Mengingat begitu besarnya dan banyaknya keutamaan membaca Al Quran, maka sangat rugi sekali jika kita umat islam masih ada yang belum dapat membacanya. Bagi kita yang sudah mampu membacanya, marilah Al Quran itu kita baca setiap hari dan sebanyak-banyaknya serta kita usahakan dapat istiqomah.

insyaAllah nanti kita akan merasakan manfaatnya. Adapun di antara kita yang masih belum mampu membacanya, marilah kita belajar dengan baik pada seorang yang ahli dalam bidang ini. Belajar Al Quran adalah perbuatan yang amat baik. Sebagaimana hadis diriwayatkan oleh Imam Bukhori dari sahabat Usman bin Affan ra. :

خَيْرُكُمْ مَنْ تَعَلَّمَ الْقُرْآنَ وَعَلَّمَهُ . رواه البخارى

artinya :

Sebaik-baik kalian ialah orang-orang yang belajar Al Quran dan mengajarkannya. (HR. Bukhori)

Belajar Al Quran bagi umat islam adalah wajib hukumnya. Untuk itu, jangan sampai di antara umat islam tidak mau mempelajarinya higga menjadi buta baca Al Quran. Dan marilah kita arahkan anak cucu kita agar mau dan senang belajar mengaji. Alangkah senang dan gembiranya sebagai orang tua yang putra-putrinya dan anak cucunya dapat membaca Al Quran dengan baik dan fasih. Sebab dia akan mendapatkan bagian pahala dari keberhasilan anak cucunya.

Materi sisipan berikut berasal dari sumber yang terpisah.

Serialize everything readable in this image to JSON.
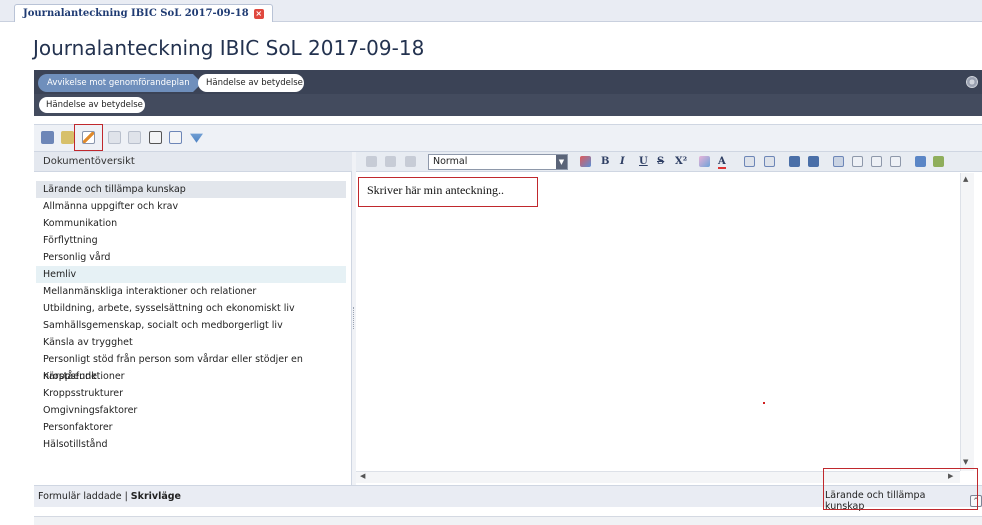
{
  "doc_tab": {
    "label": "Journalanteckning IBIC SoL 2017-09-18",
    "close": "×"
  },
  "page_title": "Journalanteckning IBIC SoL 2017-09-18",
  "breadcrumbs": {
    "step1": "Avvikelse mot genomförandeplan",
    "step2": "Händelse av betydelse",
    "sub": "Händelse av betydelse"
  },
  "left_panel": {
    "header": "Dokumentöversikt",
    "items": [
      "Lärande och tillämpa kunskap",
      "Allmänna uppgifter och krav",
      "Kommunikation",
      "Förflyttning",
      "Personlig vård",
      "Hemliv",
      "Mellanmänskliga interaktioner och relationer",
      "Utbildning, arbete, sysselsättning och ekonomiskt liv",
      "Samhällsgemenskap, socialt och medborgerligt liv",
      "Känsla av trygghet",
      "Personligt stöd från person som vårdar eller stödjer en närstående",
      "Kroppsfunktioner",
      "Kroppsstrukturer",
      "Omgivningsfaktorer",
      "Personfaktorer",
      "Hälsotillstånd"
    ]
  },
  "editor": {
    "style_value": "Normal",
    "content": "Skriver här min anteckning..",
    "buttons": {
      "bold": "B",
      "italic": "I",
      "underline": "U",
      "strike": "S",
      "superscript": "X²",
      "font_color": "A"
    }
  },
  "status": {
    "left_prefix": "Formulär laddade | ",
    "left_mode": "Skrivläge",
    "right": "Lärande och tillämpa kunskap",
    "up_glyph": "^"
  },
  "colors": {
    "accent": "#c0282d",
    "crumb_active": "#6f8fbc",
    "bar": "#3b4356"
  }
}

Sebagaimana riwayat Imam Thabrani dari anas : barang siapa mengajari anaknya membaca Al Quran secara bacaan, maka baginya diberi pengampunan atas dosa-dosanya yang berlalu dan yang terakhir. Barang siapa mengajarinya (yaitu si anak) secara zhahir, maka ketika si anak membaca atu ayat, dengan bacaan satu ayat itu Allah meninggikan derajat untuk ayahnya, hingga ia menyelesaikan sampai akhir yang terus menyertainya dari Al Quran.

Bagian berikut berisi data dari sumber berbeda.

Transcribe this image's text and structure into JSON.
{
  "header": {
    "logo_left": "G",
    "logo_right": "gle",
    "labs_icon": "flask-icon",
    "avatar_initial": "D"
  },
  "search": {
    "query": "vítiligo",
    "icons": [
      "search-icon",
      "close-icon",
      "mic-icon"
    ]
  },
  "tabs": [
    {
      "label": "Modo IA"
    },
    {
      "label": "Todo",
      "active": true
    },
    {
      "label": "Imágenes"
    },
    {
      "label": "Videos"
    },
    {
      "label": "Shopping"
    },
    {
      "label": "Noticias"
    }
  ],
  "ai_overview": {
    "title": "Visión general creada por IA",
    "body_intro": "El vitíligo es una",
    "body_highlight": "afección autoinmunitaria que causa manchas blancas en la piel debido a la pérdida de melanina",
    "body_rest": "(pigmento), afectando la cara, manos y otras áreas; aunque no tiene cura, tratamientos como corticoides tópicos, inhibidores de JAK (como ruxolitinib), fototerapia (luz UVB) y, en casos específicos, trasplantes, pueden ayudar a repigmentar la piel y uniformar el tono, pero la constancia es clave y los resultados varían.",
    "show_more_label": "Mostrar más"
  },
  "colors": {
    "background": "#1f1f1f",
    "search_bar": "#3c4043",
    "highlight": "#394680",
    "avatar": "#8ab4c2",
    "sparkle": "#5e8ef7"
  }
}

Setelah kita mampu membaca Al Quran dengan baik dan fasih akan lebih baik lagi jika kita mau mendalaminya, yaitu memahami dan mengamalkan isi kandungan Al Quran yang kita baca. Sehingga tindakan kita sehari-hari sesuai dengan yang diisyaratkan oleh Allah SWT. Kehidupan kita akan menjadi kehidupan yang Qur’ani, suatu kehidupan yang diridhoi Allah. Allah berfirman di dalam Al Quranulkarim :

اِنَّ هذَاالْقُرْآنَ يَهْدِىْ لِلَّتِىْ هِيَ اَقْوَمُ وَيُبَشِّرُ الْمُؤْمِنِيْنَ الَّذِيْنَ يَعْمَلُوْنَ الصَّالِحَاتِ اَنَّ لَهُمْ اَجْرًا كَبِيْرًا

Artinya :

Sesungguhnya Al Quran ini memberi petunjuk pada (jalan) yang lebih lurus dan memberi kabar gembira kepada orang-orang mukmin yang mengerjakan amal sholeh bahwa bagi mereka pahala yang besar.